Demokrasi, vatandaşların devlet ve toplum yönetimine aktif katılımını amaçladığından; doğrudan, temsili, anayasal ve halk gibi farklı biçimler almasına yol açar. Her birini kısaca hatırlatalım.
Doğrudan demokrasi; Antik Atina’da vatandaş olmayan kadınlar, köleler ve plebler dışında kalan askeri eğitimlerini tamamlamış yetişkin erkekler siyasi kararlara katılmaya hakları vardı. Bu demokrasi biçimi artık uygulanmıyor.
Temsili liberal demokrasi; Temsilciler halk tarafından seçilir ve yönetişim işini yürütmekle görevlendirilir. Partiler, seçimler ve parlamento üç sacayağını oluşturur ve sonuç alıcı olabilmesi için yürütme, yargı ve yasama denetleyici mekanizmalar olarak görev görür. Geliştirilmiş kurumlarına rağmen Liberalizmin yarattığı güçlü sınıfsal etkilerden dolayı otoriter rejimlere ve toplumsal krizlere neden olmaktadır.
Temsili demokrasi, egemenliğin halk temsilcileri tarafından kullanıldığı dolaylı bir demokrasidir. Liberal temsili demokrasi, hukukun üstünlüğüne, bireysel politik özgürlüklere ve mülkiyetin korunmasını esas alan temsili bir demokrasidir.
Monitör demokrasisi ile illiberal demokrasi krizdeki liberal demokrasiden türeyen temsili demokrasinin ürettiği modellerdir. Birincisi yeni gelişen bir demokrasi modelidir. Seçimle gelen hükümetin güç odaklarının etkisi altına girmesini engelleme amacıyla çok çeşitli kamu ve özel kurumlar, komisyonlar ve düzenleyici mekanizmalar tarafından sürekli olarak izlendiği yeni bir demokrasi biçimidir. İkincisi, tam tersi denetimden uzak otoriter bir başkana ve güçlü yürütme erkine dayanır.
Halk demokrasisi; gerçek demokrasiyi uygulamak için denen birden fazla modelin adıdır.
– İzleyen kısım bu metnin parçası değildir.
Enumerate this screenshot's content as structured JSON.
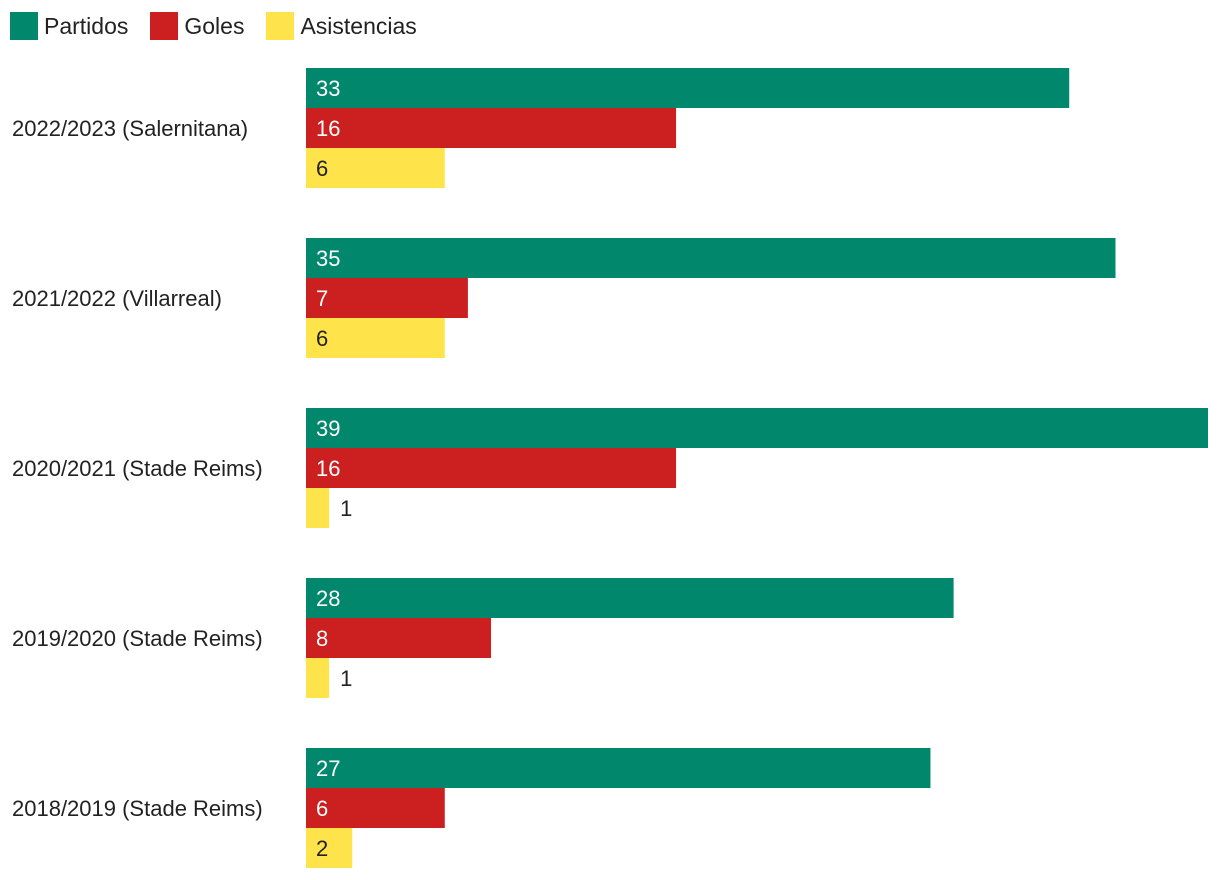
{
  "chart_data": {
    "type": "bar",
    "orientation": "horizontal",
    "title": "",
    "xlabel": "",
    "ylabel": "",
    "xlim": [
      0,
      39
    ],
    "grid": false,
    "legend_position": "top-left",
    "categories": [
      "2022/2023 (Salernitana)",
      "2021/2022 (Villarreal)",
      "2020/2021 (Stade Reims)",
      "2019/2020 (Stade Reims)",
      "2018/2019 (Stade Reims)"
    ],
    "series": [
      {
        "name": "Partidos",
        "color": "#00876c",
        "label_color": "#ffffff",
        "values": [
          33,
          35,
          39,
          28,
          27
        ]
      },
      {
        "name": "Goles",
        "color": "#cc1f1f",
        "label_color": "#ffffff",
        "values": [
          16,
          7,
          16,
          8,
          6
        ]
      },
      {
        "name": "Asistencias",
        "color": "#ffe34a",
        "label_color": "#222222",
        "values": [
          6,
          6,
          1,
          1,
          2
        ]
      }
    ]
  }
}
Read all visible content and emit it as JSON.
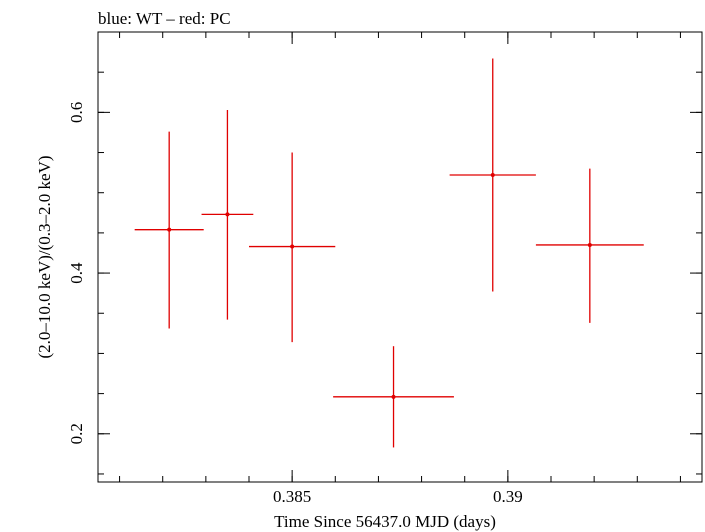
{
  "chart_data": {
    "type": "scatter",
    "title": "blue: WT – red: PC",
    "xlabel": "Time Since 56437.0 MJD (days)",
    "ylabel": "(2.0–10.0 keV)/(0.3–2.0 keV)",
    "xlim": [
      0.3805,
      0.3945
    ],
    "ylim": [
      0.14,
      0.7
    ],
    "xticks": [
      {
        "value": 0.385,
        "label": "0.385"
      },
      {
        "value": 0.39,
        "label": "0.39"
      }
    ],
    "yticks": [
      {
        "value": 0.2,
        "label": "0.2"
      },
      {
        "value": 0.4,
        "label": "0.4"
      },
      {
        "value": 0.6,
        "label": "0.6"
      }
    ],
    "x_minor_step": 0.001,
    "y_minor_step": 0.05,
    "series": [
      {
        "color": "#e00000",
        "points": [
          {
            "x": 0.38215,
            "xerr": 0.0008,
            "y": 0.454,
            "yerr_low": 0.123,
            "yerr_high": 0.122
          },
          {
            "x": 0.3835,
            "xerr": 0.0006,
            "y": 0.473,
            "yerr_low": 0.131,
            "yerr_high": 0.13
          },
          {
            "x": 0.385,
            "xerr": 0.001,
            "y": 0.433,
            "yerr_low": 0.119,
            "yerr_high": 0.117
          },
          {
            "x": 0.38735,
            "xerr": 0.0014,
            "y": 0.246,
            "yerr_low": 0.063,
            "yerr_high": 0.063
          },
          {
            "x": 0.38965,
            "xerr": 0.001,
            "y": 0.522,
            "yerr_low": 0.145,
            "yerr_high": 0.145
          },
          {
            "x": 0.3919,
            "xerr": 0.00125,
            "y": 0.435,
            "yerr_low": 0.097,
            "yerr_high": 0.095
          }
        ]
      }
    ]
  }
}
Atina’dan Fransız devrimine, Paris Komünün ’den Sovyet devrimine ve bugünlerde Çin’in geliştirmeğe çalıştığı ulusal renkleri olan ve tarihsel dönemlere göre farklılık arz eden demokrasidir. Devrimci, Marksist veya sosyalist demokrasi olarak bilinir. Öz yönetimler, özerk bölgeler, işyerinde demokrasi, özgür üreticilerin birliği demokrasisinin üst bir aşamasıyla, sosyalist devrimle gerçekleşir.
Halk demokrasisi liberal temsili demokrasiden kapsam ve içerik bakımından farklıdır. Demokrasinin bu modelinde bir sınıfın devleti ele geçirmesine olanak verilmez. Devleti ve toplumu büyük çoğunluğu oluşturan emekçilerin yönetmesi ilkesine dayanır. Demokrasiyi oluşturan seçim, partiler ve parlamento üçlüsünden partiler tek öncü partiyle sınırlıdır. Politik alanla sınırlı değildir, sosyalist projeleri hayata geçirmek için ekonomik, sosyal ve kültürel alanları kapsar. Meşruiyeti sağlayan halkın özgür iradesi toplumsal değişimin başarılarına endekslidir. İktidar gücünü halk adına kullananların denetimi, yerel özgür birimler aracılığıyla gerçekleşir.
Demokrasideki bu farklılıklar son yüz elli yılın ürünüdür. Tarihi boyunca demokrasi iki antagonist sınıf; aristokrasi ve ezilen sınıfların mücadeleleriyle biçimlenmiştir. Uzun yıllar karanlıklara gömülmüş, yüzyıllarca yok sayılmıştır. ‘Bir insan bir oy’ hakkı, genel seçimler ve özgür iradenin belirlenmesi düşüncesi demokrasiyi yeniden hayata döndüren küçük devrimler olmuştur.
“Halk demokrasisi”, “halk cumhuriyeti” terimleri, Marxistlerin öncülüğünde yapılan devrimlerde ortaya çıktı, demokrasi zaten halkın yönetimi anlamına gelmiyormuş gibi. Ancak, terimin tam tersi anlamda yönetimler oldular. Halkın üzerinde diktatörlük uyguladılar, uyguluyorlar.
Eski Elen’de uygulana “doğrudan demokrasi” ise, toplumun tümünü kapsamıyordu. Biçimini örnek alarak, tüm toplumu kapsayan bir demokrasi uygulamak amacımız olmalıdır.